UFC Que Choisir de Nancy et environs

1816 - Les certificats de complaisance

Nancy, le 14 février 1816.

Messieurs les maires, il a été donné connaissance, dans le temps, à chacun de vous, des formalités à remplir pour la délivrance des certificats de vie que nécessite le paiement de la solde de retraite, et notamment des obligations résultant, à cet égard, du texte des articles 48 et 70 de l'instruction ministérielle du 5 juillet 1810.

Cependant, je suis instruit que plusieurs maires ont de la négligence, ou même de l'infidélité à se reprocher sur ce point; et j'éprouve le regret de ne pouvoir me dispenser de citer, en particulier, le maire de Serres, arrondissement de Lunéville, ainsi que son collègue de Bezange, arrondissement de Château-Salins, comme s'étant rendus coupables tout récemment de fautes de cette espèce.

En effet, le premier a donné un certificat de vie, comme existant dans sa commune, au nommé Nicolas Lhomel, sergent retraité, pendant le second semestre 1812, l'exercice entier de 1813, et les six premiers mois de l'année suivante, tandis que ce militaire était écroué dans la maison de détention d'Ensisheim, département du Haut-Rhin, par suite d'un jugement de la cour d'assises de celui de la Meurthe, du 8 octobre 1812, qui le condamne à cinq années d'emprisonnement, pour cause de meurtre.

Quant au second, il a également certifié l'existence et la présence dans sa commune, du nommé Nicolas Morcel, militaire pensionné, pendant le troisième trimestre 1815, tandis que cet individu a été arrêté le 21 septembre de la même année, et condamné, pour vol, à un an de prison. D'un autre côté, le paiement du troisième trimestre n'a eu lieu que dans le mois de décembre 1815.

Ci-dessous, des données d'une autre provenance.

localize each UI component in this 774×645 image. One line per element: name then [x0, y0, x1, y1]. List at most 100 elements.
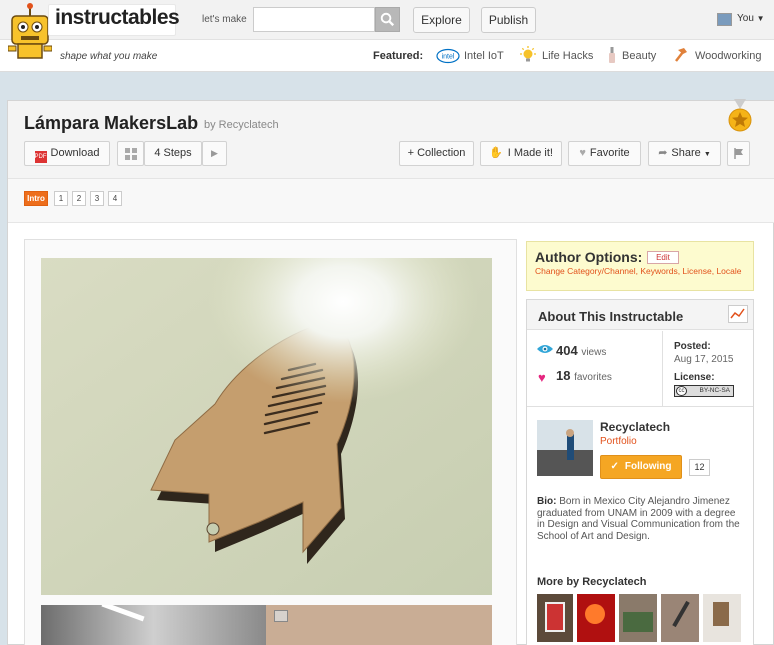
heart-icon: ♥	[579, 147, 586, 159]
explore-button[interactable]: Explore	[413, 7, 470, 33]
step-3-button[interactable]: 3	[90, 191, 104, 206]
follower-count: 12	[689, 459, 710, 476]
intel-logo-icon: intel	[436, 48, 460, 64]
favorites-heart-icon: ♥	[538, 370, 546, 385]
medal-icon	[728, 99, 752, 132]
license-badge-label: BY-NC-SA	[699, 387, 730, 394]
license-label: License:	[674, 372, 715, 383]
author-name[interactable]: Recyclatech	[600, 420, 670, 434]
author-byline[interactable]: by Recyclatech	[204, 119, 279, 131]
views-stat: 404 views	[556, 343, 606, 358]
share-chevron-icon: ▼	[703, 151, 711, 158]
chevron-down-icon: ▼	[756, 14, 765, 23]
step-intro-button[interactable]: Intro	[24, 191, 48, 206]
more-thumb-2[interactable]	[577, 594, 615, 642]
more-by-title: More by Recyclatech	[537, 576, 647, 588]
posted-date: Aug 17, 2015	[674, 354, 734, 365]
favorite-button[interactable]: ♥ Favorite	[568, 141, 641, 166]
more-thumb-4[interactable]	[661, 594, 699, 642]
author-avatar[interactable]	[537, 420, 593, 476]
favorites-label: favorites	[574, 372, 612, 383]
featured-woodworking[interactable]: Woodworking	[695, 50, 761, 62]
favorites-count: 18	[556, 368, 571, 383]
collection-button[interactable]: + Collection	[399, 141, 474, 166]
flag-button[interactable]	[727, 141, 750, 166]
following-label: Following	[624, 461, 672, 472]
next-step-button[interactable]: ▶	[202, 141, 227, 166]
license-badge[interactable]: cc BY-NC-SA	[674, 385, 734, 397]
favorite-label: Favorite	[589, 147, 630, 159]
more-thumb-3[interactable]	[619, 594, 657, 642]
portfolio-link[interactable]: Portfolio	[600, 436, 637, 447]
publish-button[interactable]: Publish	[481, 7, 536, 33]
featured-life-hacks[interactable]: Life Hacks	[542, 50, 593, 62]
nail-polish-icon	[609, 47, 615, 63]
steps-grid-button[interactable]	[117, 141, 144, 166]
share-label: Share	[671, 147, 701, 159]
step-4-button[interactable]: 4	[108, 191, 122, 206]
cc-icon: cc	[676, 386, 687, 396]
step-1-button[interactable]: 1	[54, 191, 68, 206]
lightbulb-icon	[520, 46, 536, 62]
divider	[527, 406, 753, 407]
step-2-button[interactable]: 2	[72, 191, 86, 206]
download-button[interactable]: PDF Download	[24, 141, 110, 166]
featured-beauty[interactable]: Beauty	[622, 50, 656, 62]
step-photo-preview[interactable]	[41, 605, 492, 645]
search-input[interactable]	[253, 7, 375, 32]
about-header: About This Instructable	[527, 300, 753, 330]
featured-intel-iot[interactable]: Intel IoT	[464, 50, 504, 62]
following-button[interactable]: ✓ Following	[600, 455, 682, 479]
bio-text: Born in Mexico City Alejandro Jimenez gr…	[537, 496, 740, 542]
svg-text:intel: intel	[442, 54, 455, 61]
author-options-title: Author Options:	[535, 249, 643, 265]
bio-label: Bio:	[537, 496, 557, 507]
steps-button[interactable]: 4 Steps	[144, 141, 202, 166]
site-logo[interactable]: instructables	[55, 6, 180, 30]
pdf-icon: PDF	[34, 151, 47, 163]
chevron-right-icon: ▶	[211, 148, 218, 158]
search-button[interactable]	[375, 7, 400, 32]
lets-make-label: let's make	[202, 14, 247, 25]
stats-column: 404 views ♥ 18 favorites	[527, 331, 663, 406]
about-title: About This Instructable	[538, 309, 684, 324]
i-made-it-button[interactable]: ✋ I Made it!	[480, 141, 562, 166]
instructable-page: Lámpara MakersLab by Recyclatech PDF Down…	[7, 99, 774, 645]
site-header: instructables shape what you make let's …	[0, 0, 774, 72]
views-count: 404	[556, 343, 578, 358]
user-menu[interactable]: You ▼	[737, 13, 765, 24]
line-graph-icon	[730, 308, 745, 319]
posted-label: Posted:	[674, 341, 711, 352]
page-title: Lámpara MakersLab	[24, 113, 199, 133]
i-made-it-label: I Made it!	[507, 147, 553, 159]
user-avatar[interactable]	[717, 13, 732, 26]
flag-icon	[733, 148, 743, 159]
robot-mascot-icon[interactable]	[8, 2, 52, 64]
title-area: Lámpara MakersLab by Recyclatech PDF Down…	[8, 99, 774, 179]
step-navigation: Intro 1 2 3 4	[8, 179, 774, 223]
author-options-links[interactable]: Change Category/Channel, Keywords, Licen…	[535, 266, 750, 276]
grid-icon	[124, 148, 137, 160]
featured-label: Featured:	[373, 50, 424, 62]
step-content	[24, 239, 517, 645]
stats-graph-button[interactable]	[728, 305, 748, 323]
more-thumb-5[interactable]	[703, 594, 741, 642]
favorites-stat: 18 favorites	[556, 368, 612, 383]
user-menu-label: You	[737, 13, 754, 24]
hand-icon: ✋	[489, 147, 503, 159]
check-icon: ✓	[610, 461, 619, 472]
author-bio: Bio: Born in Mexico City Alejandro Jimen…	[537, 496, 745, 542]
eye-icon	[537, 345, 553, 353]
share-button[interactable]: ➦ Share ▼	[648, 141, 721, 166]
search-icon	[380, 12, 395, 27]
author-options-panel: Author Options: Edit Change Category/Cha…	[526, 241, 754, 291]
main-photo[interactable]	[41, 258, 492, 595]
about-panel: About This Instructable 404 views ♥ 18 f…	[526, 299, 754, 645]
download-label: Download	[50, 147, 100, 159]
edit-button[interactable]: Edit	[647, 251, 679, 264]
share-icon: ➦	[658, 147, 668, 159]
views-label: views	[581, 347, 607, 358]
more-thumb-1[interactable]	[537, 594, 573, 642]
hammer-icon	[675, 48, 687, 62]
tagline: shape what you make	[60, 51, 158, 62]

Il a donc fallu contrefaire la signature des parties intéressées, pour parvenir à toucher le montant des mandats indûment délivrés à leur profit; et l'absence forcée des deux militaires en question, dépose suffisamment, soit contre les personnes qui se sont permis de les suppléer, soit contre les fonctionnaires qui ont si imprudemment coopéré à cette supercherie.

Le dommage qu'occasionneraient au trésor de l'état de nouvelles infidélités de ce genre, autant que la démoralisation qu'elles font nécessairement supposer dans ceux qui les commettraient sciemment à l'avenir, m'engagent à vous recommander, Messieurs, le scrupuleux accomplissement des formalités exigées en matière de certificats de vie à délivrer aux militaires pensionnés.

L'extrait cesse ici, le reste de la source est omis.